In sommige gevallen is medicatie nodig om de symptomen van een delier onder controle te krijgen. Dit wordt echter alleen overwogen als andere interventies niet voldoende effect hebben. Middelen zoals haloperidol kunnen worden voorgeschreven bij ernstige agitatie of hallucinaties, maar het gebruik ervan dient zorgvuldig te worden afgewogen.

Veelgestelde vragen

1. Hoe kan ik als huisarts het risico op een delier bij mijn patiënten verlagen?

Het voorkomen van een delier begint met het identificeren van risicofactoren. Dit omvat het zorgvuldig beoordelen van medicijngebruik, het vroegtijdig opsporen en behandelen van infecties, en het bevorderen van een gezonde leefstijl. Daarnaast kunnen eenvoudige maatregelen zoals het optimaliseren van het slaap-waakritme en het stimuleren van cognitieve activiteiten helpen bij het verlagen van het risico.

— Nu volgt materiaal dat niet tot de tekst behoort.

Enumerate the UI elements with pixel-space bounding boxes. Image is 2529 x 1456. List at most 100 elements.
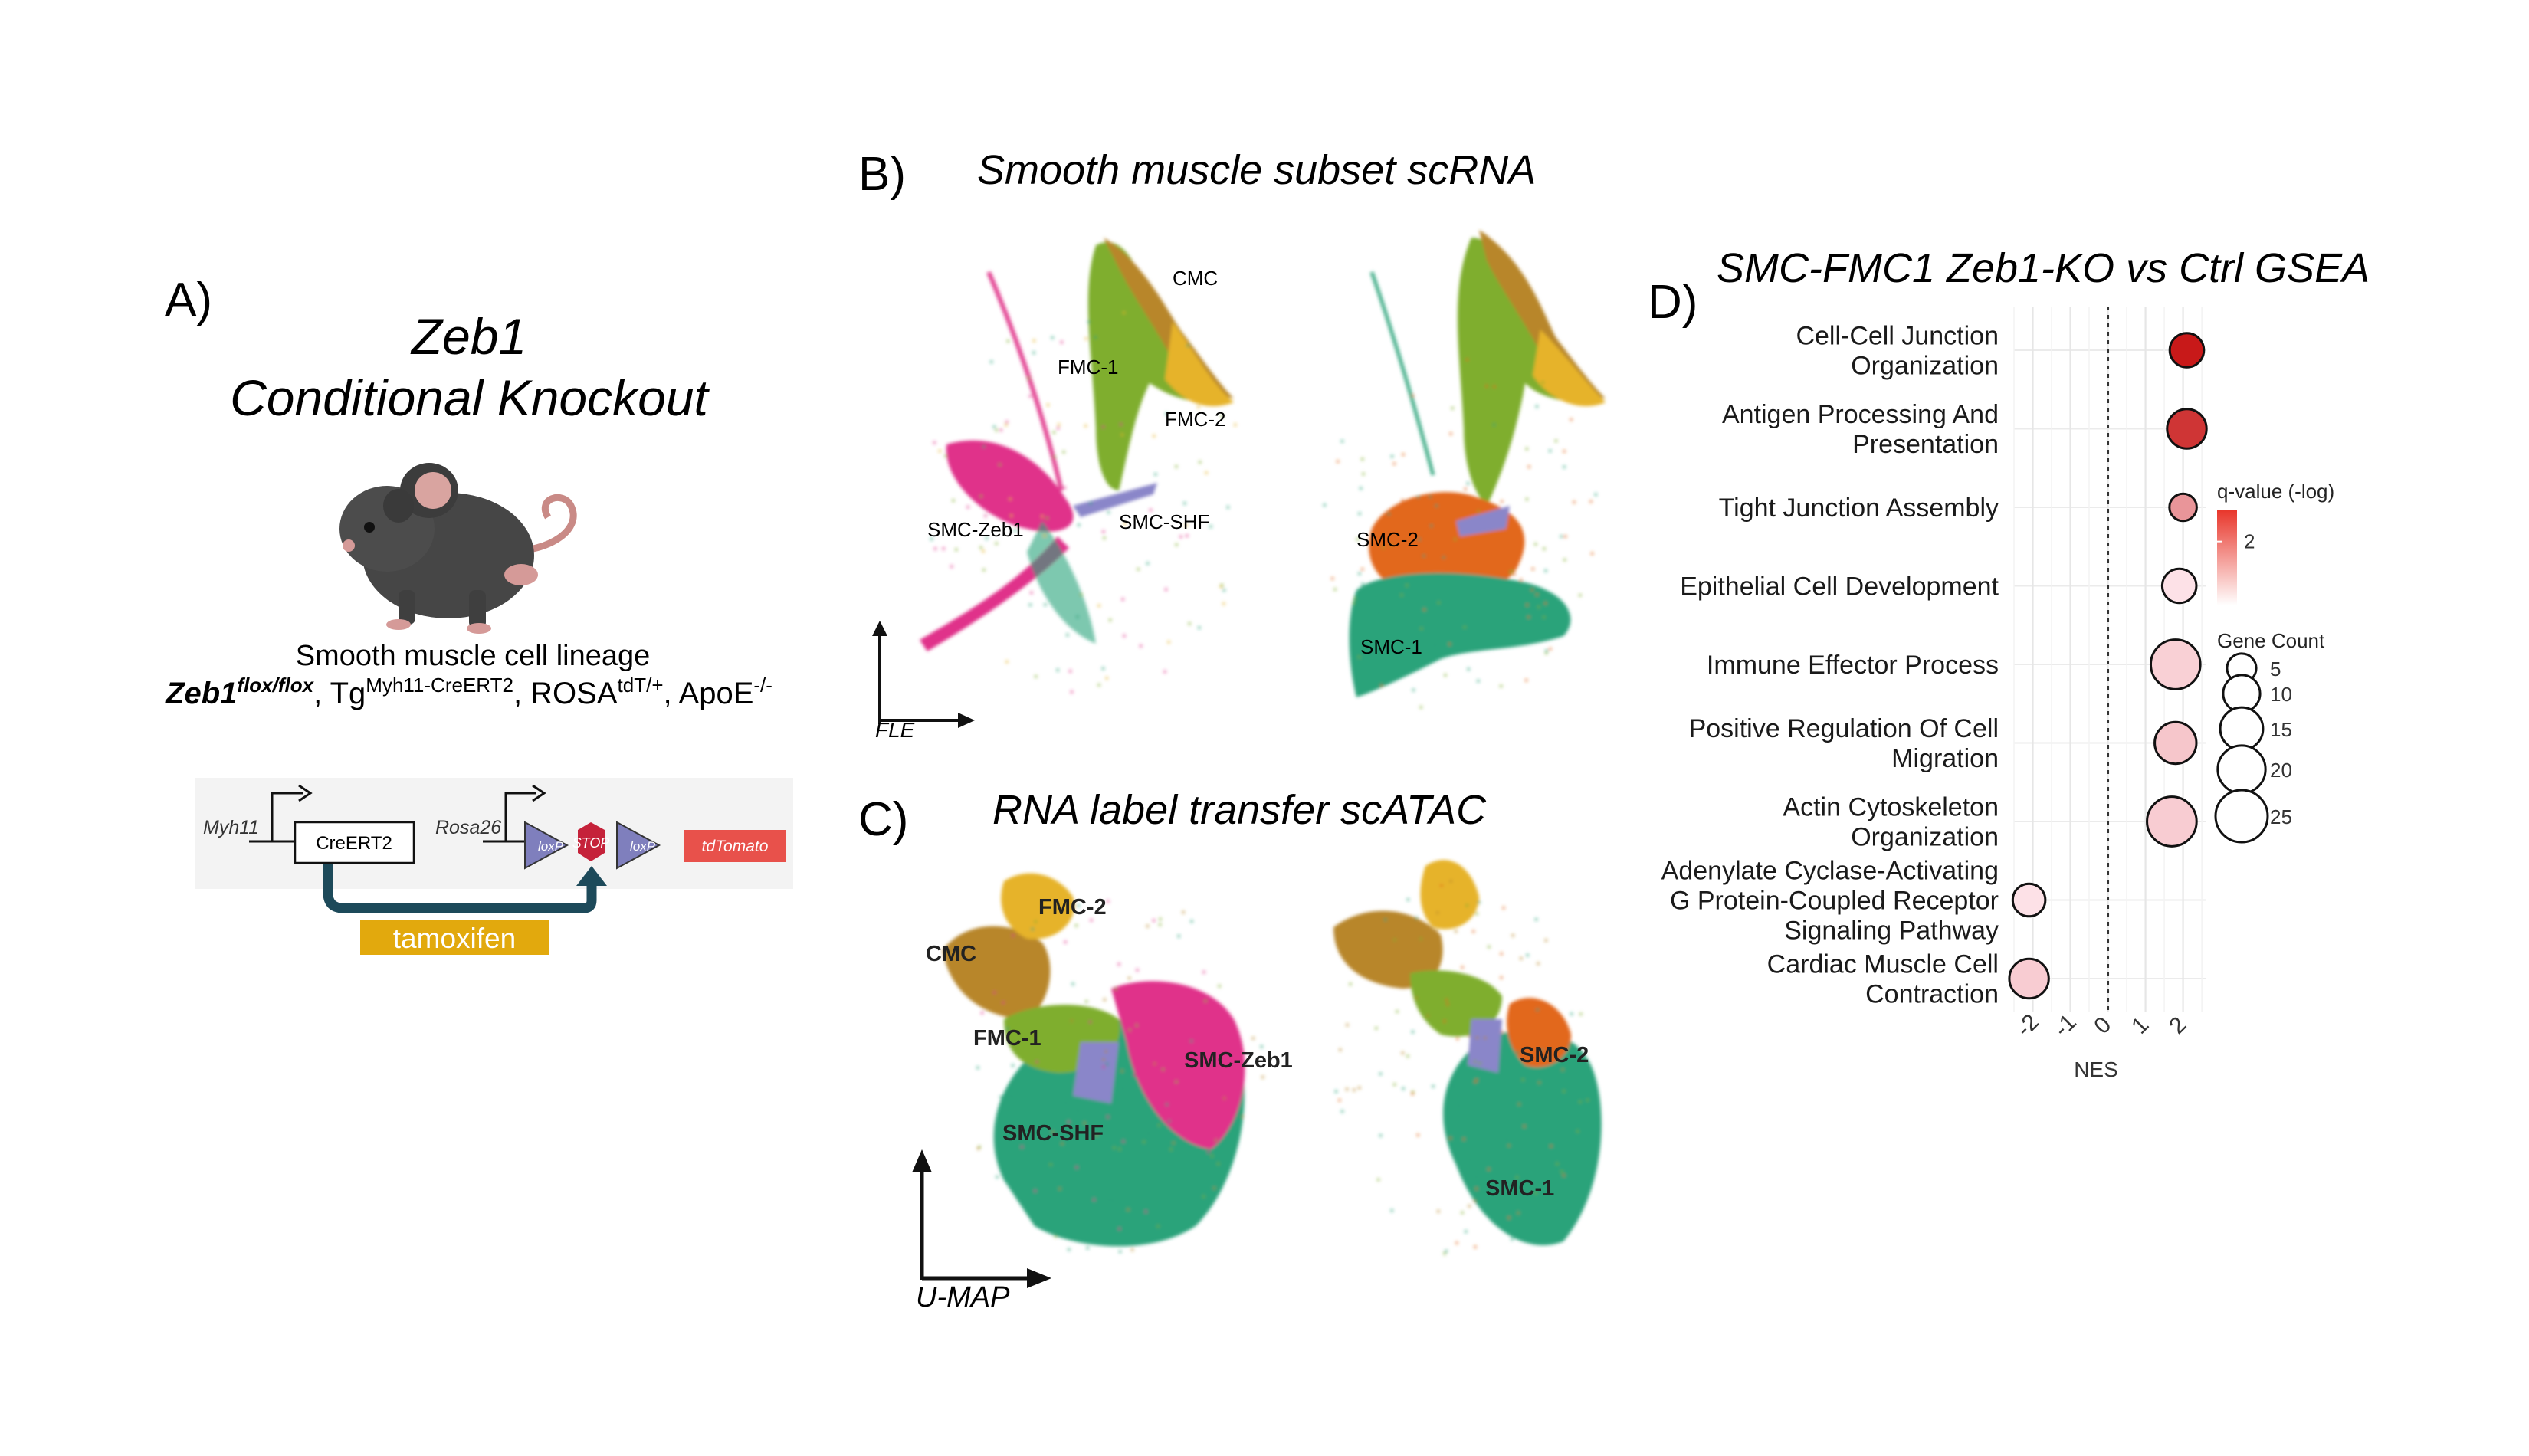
cell-point (1563, 534, 1567, 539)
fle-left-label-fmc-2: FMC-2 (1165, 408, 1225, 431)
cell-point (1166, 640, 1171, 644)
cell-point (1005, 1027, 1009, 1031)
cell-point (1097, 604, 1101, 608)
cell-point (1419, 705, 1423, 710)
fle-left-smc-zeb1-lobe (946, 440, 1074, 532)
fle-left-label-smc-shf: SMC-SHF (1119, 510, 1209, 533)
cell-point (1051, 1130, 1055, 1134)
loxp-triangle-2 (616, 821, 661, 870)
cell-point (1578, 593, 1583, 597)
cell-point (930, 537, 933, 541)
cell-point (1153, 472, 1158, 477)
cell-point (1123, 522, 1127, 526)
gsea-point (2160, 567, 2198, 605)
cell-point (1184, 523, 1188, 527)
cell-point (1442, 556, 1446, 559)
cell-point (1330, 576, 1334, 581)
cell-point (1110, 1199, 1114, 1202)
panel-b-title: Smooth muscle subset scRNA (977, 147, 1536, 193)
cell-point (1199, 1142, 1203, 1146)
cell-point (1353, 596, 1357, 601)
cell-point (1432, 987, 1436, 992)
cell-point (1348, 982, 1353, 986)
cell-point (1052, 455, 1057, 459)
cell-point (1560, 534, 1563, 539)
cell-point (1576, 1130, 1579, 1133)
cell-point (1475, 1036, 1479, 1040)
cell-point (1075, 615, 1080, 619)
pathway-label: Actin Cytoskeleton (1783, 793, 1999, 822)
pathway-label: Organization (1851, 823, 1999, 852)
cell-point (1077, 903, 1081, 908)
genotype-zeb1-sup: flox/flox (237, 674, 314, 697)
construct-diagram: Myh11 CreERT2 Rosa26 loxP STOP loxP tdTo… (195, 778, 793, 955)
cell-point (1101, 425, 1105, 429)
panel-c-title: RNA label transfer scATAC (992, 787, 1487, 833)
cell-point (1117, 1147, 1122, 1151)
cell-point (1487, 1167, 1491, 1171)
cell-point (1240, 1114, 1245, 1119)
cell-point (1366, 644, 1369, 648)
cell-point (1520, 394, 1524, 398)
cell-point (1392, 1082, 1396, 1087)
fle-right-streak (1369, 271, 1435, 476)
size-legend-label: 20 (2270, 759, 2292, 782)
cell-point (1049, 498, 1054, 502)
cell-point (1352, 1088, 1356, 1092)
cell-point (1562, 1089, 1566, 1094)
cell-point (1028, 958, 1032, 962)
cell-point (1360, 582, 1365, 586)
cell-point (1466, 481, 1470, 486)
cell-point (1177, 934, 1181, 938)
cell-point (1112, 1146, 1117, 1149)
umap-plot-left: FMC-2 CMC FMC-1 SMC-Zeb1 SMC-SHF (926, 873, 1293, 1254)
cre-excision-arrow (323, 864, 597, 913)
cell-point (1120, 597, 1125, 602)
umap-axis-label: U-MAP (916, 1281, 1010, 1313)
cell-point (1037, 1199, 1041, 1202)
cell-point (1401, 452, 1406, 457)
cell-point (1511, 933, 1515, 937)
cell-point (1562, 1173, 1566, 1178)
cell-point (1473, 1199, 1477, 1203)
cell-point (1092, 1198, 1096, 1202)
cell-point (1068, 1030, 1073, 1034)
cell-point (1501, 906, 1506, 910)
rosa26-label: Rosa26 (435, 817, 501, 838)
umap-left-fmc-2-region (1001, 873, 1074, 940)
size-legend-title: Gene Count (2217, 629, 2325, 652)
pathway-label: Positive Regulation Of Cell (1689, 714, 1999, 743)
cell-point (1233, 423, 1238, 427)
cell-point (1554, 439, 1558, 443)
cell-point (1134, 1023, 1139, 1028)
cell-point (1067, 1120, 1071, 1124)
pathway-label: Antigen Processing And (1722, 400, 1999, 429)
cell-point (1448, 1136, 1452, 1140)
pathway-label: Epithelial Cell Development (1680, 572, 1999, 602)
cell-point (1499, 976, 1504, 979)
cell-point (1411, 1030, 1415, 1034)
cell-point (1499, 684, 1503, 688)
cell-point (1399, 593, 1404, 597)
cell-point (1431, 1084, 1435, 1088)
cell-point (1540, 380, 1545, 385)
cell-point (1467, 667, 1471, 671)
cell-point (1537, 1071, 1542, 1075)
cell-point (1089, 501, 1093, 505)
fle-left-label-cmc: CMC (1173, 267, 1218, 290)
cell-point (1101, 1065, 1106, 1069)
cell-point (1187, 621, 1192, 626)
cell-point (1352, 601, 1356, 605)
cell-point (1516, 1211, 1520, 1215)
cell-point (976, 1066, 980, 1070)
cell-point (1392, 938, 1397, 942)
cell-point (1169, 1147, 1173, 1151)
cell-point (1390, 454, 1394, 458)
cell-point (985, 536, 989, 540)
gsea-point (2168, 332, 2206, 369)
cell-point (995, 542, 999, 546)
cell-point (1054, 1235, 1058, 1238)
cell-point (1379, 1072, 1383, 1076)
cell-point (1055, 1007, 1058, 1011)
fle-right-fmc-1-region (1457, 238, 1602, 506)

2. Welke rol speelt medicatie bij het ontstaan van een delier?

Bepaalde medicijnen, met name die met een anticholinerge werking, kunnen het risico op een delier verhogen. Het is belangrijk om kritisch te kijken naar medicatiegebruik bij kwetsbare patiënten en waar mogelijk alternatieven te overwegen. Overleg met een specialist kan zinvol zijn bij complexe medicatieafwegingen.

3. Hoe kan ik een delier onderscheiden van dementie of depressie?

Een delier ontstaat acuut en fluctueert in ernst gedurende de dag, terwijl dementie een geleidelijk proces is. Depressie kan ook verwardheid veroorzaken, maar hierbij is er vaak sprake van een meer constante stemming en minder wisselende bewustzijnsniveaus. Het afnemen van een uitgebreide anamnese en observatie van de patiënt kan helpen bij het stellen van de juiste diagnose.